Thomas L. Friedman, Our Radical Islamic BFF, Saudi Arabia, NYT, 2 September 2015

The Saudi ground invasion and blockade of Yemen, with no UN mandate, to install a leader of their choice, was a fatal mistake for the House of Saud.

Everything is going the wrong way (How Much Longer Can Saudi Arabia’s Economy Hold Out Against Cheap Oil? Bloomberg, 21 August 2015).
A string of humiliating military setbacks, Egypt and Pakistan refusing to get bogged down, international reactions generally negative:

What worries me is that the Saudi-led air campaign is quite brutal. It’s not like one of our modern air campaigns with the US or the UK, where we worry about civilian casualties. The Saudis, in many cases, seem to be deliberately causing civilian casualties and certainly are causing civilian suffering by knocking out power stations and other pieces of civilian infrastructure.

Michael Knights, The Washington Institute for Near East Policy, Saudi and UAE boots on the ground intensify the Yemen war, PRI, 12 August 2015

Killing hundreds of civilians and destroying the country’s infrastructures is not going to endear the local population to a puppet president.

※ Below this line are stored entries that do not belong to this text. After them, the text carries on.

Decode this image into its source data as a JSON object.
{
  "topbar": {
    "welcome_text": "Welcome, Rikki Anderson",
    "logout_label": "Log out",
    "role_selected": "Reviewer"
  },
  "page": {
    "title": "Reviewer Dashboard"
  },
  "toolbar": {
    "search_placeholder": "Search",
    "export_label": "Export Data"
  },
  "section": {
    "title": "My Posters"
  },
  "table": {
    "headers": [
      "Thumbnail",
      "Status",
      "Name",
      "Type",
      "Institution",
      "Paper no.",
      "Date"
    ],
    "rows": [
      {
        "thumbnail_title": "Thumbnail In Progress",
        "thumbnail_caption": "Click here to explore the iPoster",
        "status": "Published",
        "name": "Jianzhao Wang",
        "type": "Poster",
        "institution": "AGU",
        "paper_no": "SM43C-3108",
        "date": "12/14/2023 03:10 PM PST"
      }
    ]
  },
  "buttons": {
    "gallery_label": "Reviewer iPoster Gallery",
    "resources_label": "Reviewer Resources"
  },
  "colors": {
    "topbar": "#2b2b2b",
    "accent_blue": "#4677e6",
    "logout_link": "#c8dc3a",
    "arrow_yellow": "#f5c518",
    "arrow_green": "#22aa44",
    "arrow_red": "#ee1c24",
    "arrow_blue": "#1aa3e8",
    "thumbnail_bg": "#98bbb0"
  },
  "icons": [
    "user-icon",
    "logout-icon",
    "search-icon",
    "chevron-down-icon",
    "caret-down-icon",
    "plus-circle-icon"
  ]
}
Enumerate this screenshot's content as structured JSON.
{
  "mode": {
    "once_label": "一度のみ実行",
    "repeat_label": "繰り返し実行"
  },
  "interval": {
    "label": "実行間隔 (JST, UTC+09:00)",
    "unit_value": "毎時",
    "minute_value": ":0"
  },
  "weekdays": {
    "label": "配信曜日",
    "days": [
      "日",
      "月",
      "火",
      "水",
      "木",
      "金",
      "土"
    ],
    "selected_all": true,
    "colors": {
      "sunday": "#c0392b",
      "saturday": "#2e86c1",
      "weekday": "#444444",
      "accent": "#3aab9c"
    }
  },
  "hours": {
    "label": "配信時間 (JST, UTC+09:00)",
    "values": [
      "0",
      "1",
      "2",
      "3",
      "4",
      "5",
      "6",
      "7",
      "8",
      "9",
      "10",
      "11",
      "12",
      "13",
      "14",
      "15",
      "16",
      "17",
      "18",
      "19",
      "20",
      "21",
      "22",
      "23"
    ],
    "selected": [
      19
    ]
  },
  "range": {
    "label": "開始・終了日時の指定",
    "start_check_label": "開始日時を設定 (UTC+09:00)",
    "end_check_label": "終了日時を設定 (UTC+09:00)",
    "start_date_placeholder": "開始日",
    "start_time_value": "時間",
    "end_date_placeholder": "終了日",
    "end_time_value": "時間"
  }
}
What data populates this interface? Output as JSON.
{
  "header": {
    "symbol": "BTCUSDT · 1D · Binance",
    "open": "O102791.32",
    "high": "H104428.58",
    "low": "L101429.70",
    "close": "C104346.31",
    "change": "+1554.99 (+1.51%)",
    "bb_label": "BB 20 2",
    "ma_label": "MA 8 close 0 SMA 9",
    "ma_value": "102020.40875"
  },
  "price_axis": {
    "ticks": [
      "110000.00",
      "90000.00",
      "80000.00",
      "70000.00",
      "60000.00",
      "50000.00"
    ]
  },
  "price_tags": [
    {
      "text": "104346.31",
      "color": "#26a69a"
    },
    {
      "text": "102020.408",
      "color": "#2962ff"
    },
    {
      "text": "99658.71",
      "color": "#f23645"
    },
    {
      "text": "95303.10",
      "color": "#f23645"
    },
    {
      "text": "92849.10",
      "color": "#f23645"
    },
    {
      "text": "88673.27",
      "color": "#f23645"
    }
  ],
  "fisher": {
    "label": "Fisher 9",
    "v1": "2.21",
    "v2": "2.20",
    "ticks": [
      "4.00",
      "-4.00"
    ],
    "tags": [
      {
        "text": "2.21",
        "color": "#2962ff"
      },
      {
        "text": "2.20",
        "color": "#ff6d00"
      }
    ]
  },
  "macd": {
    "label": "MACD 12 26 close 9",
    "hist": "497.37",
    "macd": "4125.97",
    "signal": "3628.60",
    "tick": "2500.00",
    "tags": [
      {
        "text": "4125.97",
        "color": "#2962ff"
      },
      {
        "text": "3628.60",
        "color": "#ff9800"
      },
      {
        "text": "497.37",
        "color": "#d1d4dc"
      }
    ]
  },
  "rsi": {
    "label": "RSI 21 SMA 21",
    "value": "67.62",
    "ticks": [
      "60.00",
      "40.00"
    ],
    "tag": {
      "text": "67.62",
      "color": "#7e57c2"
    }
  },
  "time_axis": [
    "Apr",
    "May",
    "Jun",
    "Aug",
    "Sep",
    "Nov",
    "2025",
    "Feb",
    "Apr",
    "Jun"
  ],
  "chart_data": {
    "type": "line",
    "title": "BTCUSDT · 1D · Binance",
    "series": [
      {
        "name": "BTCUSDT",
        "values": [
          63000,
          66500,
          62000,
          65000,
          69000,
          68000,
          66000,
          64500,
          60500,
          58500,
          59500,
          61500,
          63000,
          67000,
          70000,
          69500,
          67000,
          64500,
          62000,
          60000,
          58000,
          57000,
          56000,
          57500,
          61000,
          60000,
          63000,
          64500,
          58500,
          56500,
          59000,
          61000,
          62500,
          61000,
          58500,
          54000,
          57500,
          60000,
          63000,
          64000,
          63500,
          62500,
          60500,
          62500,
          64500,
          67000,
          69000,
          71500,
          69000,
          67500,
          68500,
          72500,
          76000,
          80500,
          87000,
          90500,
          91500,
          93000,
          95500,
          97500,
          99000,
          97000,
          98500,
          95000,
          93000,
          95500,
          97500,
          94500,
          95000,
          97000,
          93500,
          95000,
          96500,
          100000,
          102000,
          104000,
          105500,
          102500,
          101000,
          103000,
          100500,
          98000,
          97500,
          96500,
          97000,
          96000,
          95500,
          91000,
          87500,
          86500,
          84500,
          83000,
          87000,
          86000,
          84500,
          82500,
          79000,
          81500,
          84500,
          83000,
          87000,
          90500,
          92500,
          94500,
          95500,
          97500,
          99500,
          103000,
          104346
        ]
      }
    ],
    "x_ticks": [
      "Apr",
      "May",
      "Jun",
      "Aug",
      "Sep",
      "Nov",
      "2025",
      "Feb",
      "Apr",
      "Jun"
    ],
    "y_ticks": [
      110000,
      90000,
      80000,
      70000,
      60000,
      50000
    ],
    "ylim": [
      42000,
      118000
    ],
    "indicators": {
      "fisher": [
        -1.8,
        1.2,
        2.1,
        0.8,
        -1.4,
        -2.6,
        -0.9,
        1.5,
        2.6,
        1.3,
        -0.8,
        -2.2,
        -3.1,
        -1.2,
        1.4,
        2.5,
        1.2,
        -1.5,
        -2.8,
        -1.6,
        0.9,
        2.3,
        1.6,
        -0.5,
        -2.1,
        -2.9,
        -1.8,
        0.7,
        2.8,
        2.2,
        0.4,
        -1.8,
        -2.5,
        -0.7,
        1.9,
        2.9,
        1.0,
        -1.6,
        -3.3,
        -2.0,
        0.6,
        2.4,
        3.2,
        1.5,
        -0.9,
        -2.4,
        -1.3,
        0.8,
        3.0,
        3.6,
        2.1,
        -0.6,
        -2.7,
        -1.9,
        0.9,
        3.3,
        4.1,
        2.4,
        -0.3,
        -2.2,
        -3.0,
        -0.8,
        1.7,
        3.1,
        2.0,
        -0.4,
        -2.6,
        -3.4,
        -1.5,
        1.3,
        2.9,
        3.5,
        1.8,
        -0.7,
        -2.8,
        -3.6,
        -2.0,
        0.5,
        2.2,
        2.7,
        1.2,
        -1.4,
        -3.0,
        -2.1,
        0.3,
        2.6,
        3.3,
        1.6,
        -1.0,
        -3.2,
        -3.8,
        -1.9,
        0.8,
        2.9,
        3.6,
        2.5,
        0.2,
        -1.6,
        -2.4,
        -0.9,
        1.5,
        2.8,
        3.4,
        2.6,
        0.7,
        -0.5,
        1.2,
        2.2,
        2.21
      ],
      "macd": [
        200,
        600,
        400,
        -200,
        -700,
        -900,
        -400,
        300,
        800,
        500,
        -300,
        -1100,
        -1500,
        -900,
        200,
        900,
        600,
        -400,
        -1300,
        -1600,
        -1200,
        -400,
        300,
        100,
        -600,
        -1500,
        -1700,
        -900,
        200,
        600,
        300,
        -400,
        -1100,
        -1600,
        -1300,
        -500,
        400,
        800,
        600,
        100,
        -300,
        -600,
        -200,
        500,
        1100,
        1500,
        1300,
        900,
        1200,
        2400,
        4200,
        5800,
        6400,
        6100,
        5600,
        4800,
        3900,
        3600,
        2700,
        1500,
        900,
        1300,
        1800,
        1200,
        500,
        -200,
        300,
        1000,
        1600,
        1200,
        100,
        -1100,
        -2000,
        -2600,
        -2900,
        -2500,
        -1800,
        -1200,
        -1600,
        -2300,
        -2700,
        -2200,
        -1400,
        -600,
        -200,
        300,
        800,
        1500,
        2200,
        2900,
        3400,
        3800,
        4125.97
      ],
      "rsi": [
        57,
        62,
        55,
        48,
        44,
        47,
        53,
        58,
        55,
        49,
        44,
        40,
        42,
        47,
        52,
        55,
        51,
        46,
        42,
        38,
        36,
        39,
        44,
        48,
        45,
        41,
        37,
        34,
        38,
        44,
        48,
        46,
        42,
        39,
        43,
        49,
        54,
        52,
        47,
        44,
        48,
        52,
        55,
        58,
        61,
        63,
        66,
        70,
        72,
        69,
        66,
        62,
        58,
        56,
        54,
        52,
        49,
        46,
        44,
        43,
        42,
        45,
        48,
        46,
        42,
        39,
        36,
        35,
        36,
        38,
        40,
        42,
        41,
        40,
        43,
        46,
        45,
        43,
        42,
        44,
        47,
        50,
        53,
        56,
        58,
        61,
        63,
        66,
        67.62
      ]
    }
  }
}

There is a serious lack of political and military vision.

Worst of all (from the vantage point of the Saudi leadership), scores of Yemeni volunteers (Houthis represent 40% of the population) are joining the fight and will no doubt seek revenge by crossing the aggressors’ borders and spread their guerrilla warfare across the enemy’s territories.

Inflicting serious damage in Saudi Arabia could divide a Saudi establishment that has invested too much political and financial capital in this war, and even lead to ISIS inroads into the monarchy (‘Thank God for the Saudis’: ISIS, Iraq, and the Lessons of Blowback, The Atlantic, 23 June 2014).

One must keep in mind that the Wahabi doctrine allows for only one ruler: it is either the Saudi king or the Caliph.

Defeat looms large upon the coalition troops and, within a couple of years, we might well see a regime change in Riyadh and/or the break-up of the Saudi Kingdom.

A scenario in which a large number of Saudi citizens turn their back to the dictatorship and force the royals to flee the country and seek refuge in London or Paris is now far from unlikely.